If there’s so much crude in U.S. inventories, then it should follow that gasoline prices should be falling, not rising as they have been nearly every day for the past three months. Part of the reason for the price hikes is seasonal: as refineries switch over from winter fuel to summer fuel, there are temporary shortages, and then when the summer fuel is available it costs more because it is more expensive to refine.
But costs are also rising because many Gulf Coast refineries added capability over the past several years to refine cheaper, lower grade crude oil. North Dakota and Texas produce light crudes that are more costly for refiners to purchase but are cheaper and easier to refine into gasoline and other products. The heavier, more sour crudes from Saudi Arabia and Venezuela are much less costly and can be refined more cheaply into diesel fuel which commands a premium price both in the U.S. and abroad. Paying higher prices for light crude to refine into diesel fuel is a waste of money.
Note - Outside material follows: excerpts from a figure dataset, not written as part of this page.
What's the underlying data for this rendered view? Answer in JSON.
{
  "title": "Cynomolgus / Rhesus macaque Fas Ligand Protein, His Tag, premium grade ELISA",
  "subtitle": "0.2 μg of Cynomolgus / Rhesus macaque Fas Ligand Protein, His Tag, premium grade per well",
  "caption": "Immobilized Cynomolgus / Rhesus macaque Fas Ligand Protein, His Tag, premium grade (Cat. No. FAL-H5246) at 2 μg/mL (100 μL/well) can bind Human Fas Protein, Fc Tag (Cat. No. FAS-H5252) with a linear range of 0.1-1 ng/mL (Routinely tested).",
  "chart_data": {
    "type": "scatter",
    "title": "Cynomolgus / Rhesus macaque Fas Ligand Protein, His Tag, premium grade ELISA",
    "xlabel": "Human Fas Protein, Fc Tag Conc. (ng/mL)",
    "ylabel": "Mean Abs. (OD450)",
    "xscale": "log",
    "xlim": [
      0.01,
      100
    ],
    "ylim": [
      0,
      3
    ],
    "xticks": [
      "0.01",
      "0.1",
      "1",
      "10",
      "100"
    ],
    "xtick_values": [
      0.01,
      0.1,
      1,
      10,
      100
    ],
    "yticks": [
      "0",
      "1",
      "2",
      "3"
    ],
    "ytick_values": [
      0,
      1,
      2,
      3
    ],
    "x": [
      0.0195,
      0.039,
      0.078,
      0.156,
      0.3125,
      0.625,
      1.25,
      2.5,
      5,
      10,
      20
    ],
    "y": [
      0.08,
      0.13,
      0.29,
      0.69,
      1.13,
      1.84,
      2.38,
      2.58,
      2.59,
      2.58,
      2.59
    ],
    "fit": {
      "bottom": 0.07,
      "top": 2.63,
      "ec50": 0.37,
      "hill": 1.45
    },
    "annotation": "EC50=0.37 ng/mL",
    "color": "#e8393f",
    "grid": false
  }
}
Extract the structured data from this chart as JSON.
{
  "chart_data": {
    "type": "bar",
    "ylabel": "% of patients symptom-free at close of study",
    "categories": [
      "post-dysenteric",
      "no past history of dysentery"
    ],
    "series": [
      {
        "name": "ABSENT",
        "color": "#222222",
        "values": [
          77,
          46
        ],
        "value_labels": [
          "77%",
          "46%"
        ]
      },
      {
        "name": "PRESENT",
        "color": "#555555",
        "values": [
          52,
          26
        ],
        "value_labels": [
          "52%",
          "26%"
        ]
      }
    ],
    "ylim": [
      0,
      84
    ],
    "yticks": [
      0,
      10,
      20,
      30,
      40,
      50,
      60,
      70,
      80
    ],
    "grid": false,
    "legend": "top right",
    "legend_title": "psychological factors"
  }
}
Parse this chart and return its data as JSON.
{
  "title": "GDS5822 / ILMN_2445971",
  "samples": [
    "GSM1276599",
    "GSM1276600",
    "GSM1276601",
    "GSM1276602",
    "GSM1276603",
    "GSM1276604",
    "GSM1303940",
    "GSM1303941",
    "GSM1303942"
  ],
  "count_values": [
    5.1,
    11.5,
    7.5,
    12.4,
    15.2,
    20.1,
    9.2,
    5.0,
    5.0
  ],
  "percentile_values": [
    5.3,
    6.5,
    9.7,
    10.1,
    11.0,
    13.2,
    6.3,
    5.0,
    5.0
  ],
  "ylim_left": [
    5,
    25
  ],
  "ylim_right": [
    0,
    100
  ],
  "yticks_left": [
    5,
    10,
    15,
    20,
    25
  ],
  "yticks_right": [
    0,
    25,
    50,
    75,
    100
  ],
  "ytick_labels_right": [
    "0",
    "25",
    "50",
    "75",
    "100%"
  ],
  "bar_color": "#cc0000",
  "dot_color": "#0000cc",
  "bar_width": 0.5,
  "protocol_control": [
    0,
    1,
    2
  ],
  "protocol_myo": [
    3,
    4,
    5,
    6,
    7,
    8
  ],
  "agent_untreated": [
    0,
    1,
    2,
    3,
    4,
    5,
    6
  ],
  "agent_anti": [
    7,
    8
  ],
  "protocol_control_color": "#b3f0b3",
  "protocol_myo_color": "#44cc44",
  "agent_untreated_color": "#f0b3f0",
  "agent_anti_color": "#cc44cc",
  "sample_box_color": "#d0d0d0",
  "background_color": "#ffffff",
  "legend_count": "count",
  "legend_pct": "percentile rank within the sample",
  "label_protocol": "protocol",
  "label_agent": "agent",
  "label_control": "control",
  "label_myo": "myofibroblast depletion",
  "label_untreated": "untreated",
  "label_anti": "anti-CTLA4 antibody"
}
Refiners are also able to export refined products while producers cannot export crude. To get around that restriction, some integrated oil companies have begun to process crude into condensate products that meet the definition of a refined product and may thus be exported. This has kept the supply of gasoline in the U.S. relatively tight and contributed to the higher gasoline prices.
According to AAA’s Daily Fuel Gauge Report, the current U.S. average retail price for a gallon of regular gasoline is $3.696 a gallon, up from $3.668 a week ago and $3.537 a month ago. A gallon of gasoline cost $3.502 at this time last year.
Crude oil inventories won’t fall until refiners have some incentive to process the lighter U.S. crudes. And incentives generally are defined as higher prices for the refined products or lower prices for the feedstock. So far, neither has occurred.